I'd stay with what already makes you happy and maybe just do a few updates.


----------



## live2fish247 (Jul 31, 2007)

And if you do decide to buy one give Team Dodge in Huntsville a call. Not only did they beat every dealer I talked to by $4,000 on the new truck, they also gave me $3,000 more for my GMC than any other dealer. The truck I ended up buying was in Alvin at Ron Carter and they wouldn't come close to the deal I was getting at Team. Team came and got the truck and even offered to drop it off and take mine back with them.

Sent from my SCH-I545 using Tapatalk 2


----------



## bearwhiz (Jan 30, 2011)

I had the 2006 5.9 and really wish I had it back. If you have, keep it.


----------



## Bottomsup (Jul 12, 2006)

Read my posts about the new 2008 I bought. If anything goes wrong in the fuel system they will blame it on fuel contamination and will not warranty it. Read the owners manual and warranty cover to cover before you sign. I will never buy another Chrysler product. Dealer did the first oil change at 5k and gave it a clean bill of health. At 6k it need 12k in repairs. Not a scratch or rock chip on the truck not even in the bed. They said I abused it.


----------



## utap1 (Jun 7, 2009)

I have a 2012 3500 with 36000 miles. A/c blows hot until I go down the road. But other than that I really like it. I average 17 mpg but I drive a lot of highway. Also I pull 15,000 pound goosenecks. It pulls better than my 3/4 ton silverado with the 6.0 liter. I know it's not a direct comparison but to me it's an overall better truck.


----------



## bigfishtx (Jul 17, 2007)

Bottomsup said:


> Read my posts about the new 2008 I bought. If anything goes wrong in the fuel system they will blame it on fuel contamination and will not warranty it. Read the owners manual and warranty cover to cover before you sign. I will never buy another Chrysler product. Dealer did the first oil change at 5k and gave it a clean bill of health. At 6k it need 12k in repairs. Not a scratch or rock chip on the truck not even in the bed. They said I abused it.

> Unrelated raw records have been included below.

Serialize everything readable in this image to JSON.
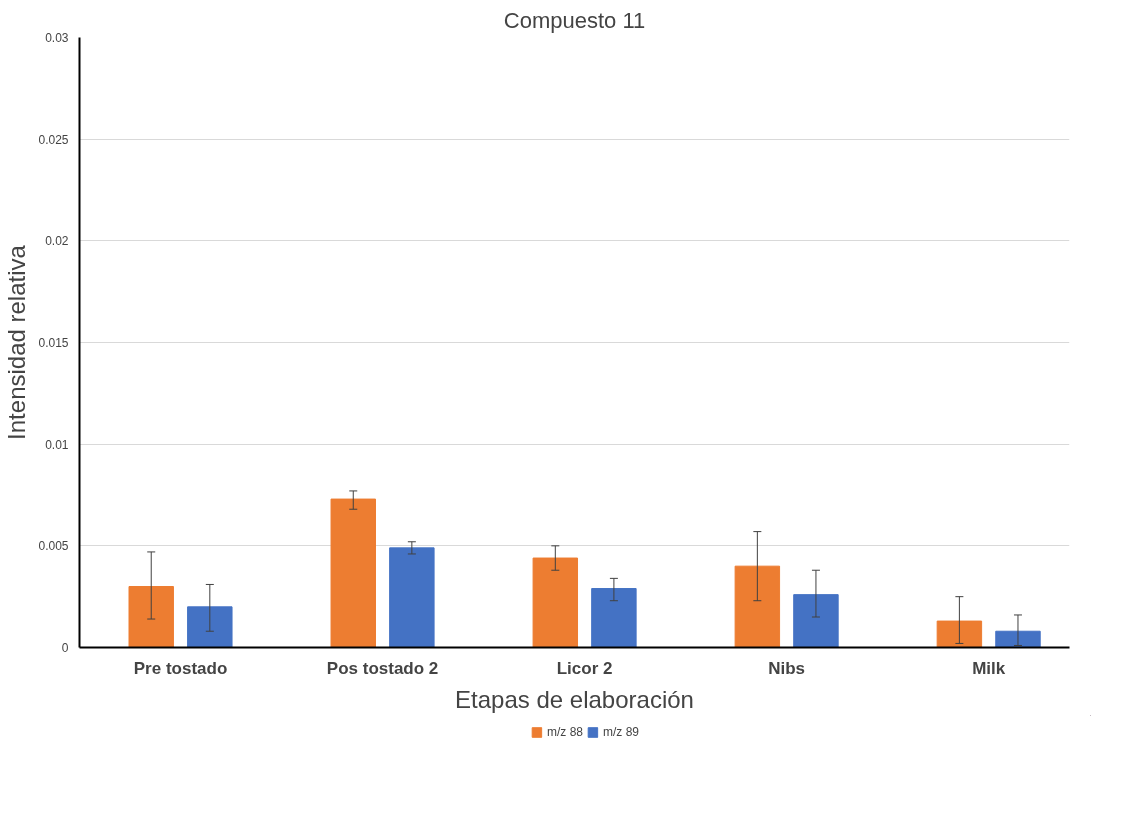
{
  "chart_data": {
    "type": "bar",
    "title": "Compuesto 11",
    "xlabel": "Etapas de elaboración",
    "ylabel": "Intensidad relativa",
    "categories": [
      "Pre tostado",
      "Pos tostado 2",
      "Licor 2",
      "Nibs",
      "Milk"
    ],
    "series": [
      {
        "name": "m/z 88",
        "color": "#ed7d31",
        "values": [
          0.003,
          0.0073,
          0.0044,
          0.004,
          0.0013
        ],
        "errors": [
          [
            0.0014,
            0.0047
          ],
          [
            0.0068,
            0.0077
          ],
          [
            0.0038,
            0.005
          ],
          [
            0.0023,
            0.0057
          ],
          [
            0.0002,
            0.0025
          ]
        ]
      },
      {
        "name": "m/z 89",
        "color": "#4472c4",
        "values": [
          0.002,
          0.0049,
          0.0029,
          0.0026,
          0.0008
        ],
        "errors": [
          [
            0.0008,
            0.0031
          ],
          [
            0.0046,
            0.0052
          ],
          [
            0.0023,
            0.0034
          ],
          [
            0.0015,
            0.0038
          ],
          [
            0.0001,
            0.0016
          ]
        ]
      }
    ],
    "ylim": [
      0,
      0.03
    ],
    "yticks": [
      0,
      0.005,
      0.01,
      0.015,
      0.02,
      0.025,
      0.03
    ],
    "grid": "y",
    "legend": "bottom"
  }
}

All the mfgrs do that. There have been many more cases of Ford HPFP failures than Ram and Chevy combined.

The ac works fine, I think they have that glitch figured out.

As far as the 13 models, I have a 13 3500 DRW with Aisin and it is a great machine. If you are buying new I would get the 14 model, which will get the new front end, and frame the 13 model 1 tons got.

Ram is the nicest truck on the market right now.


----------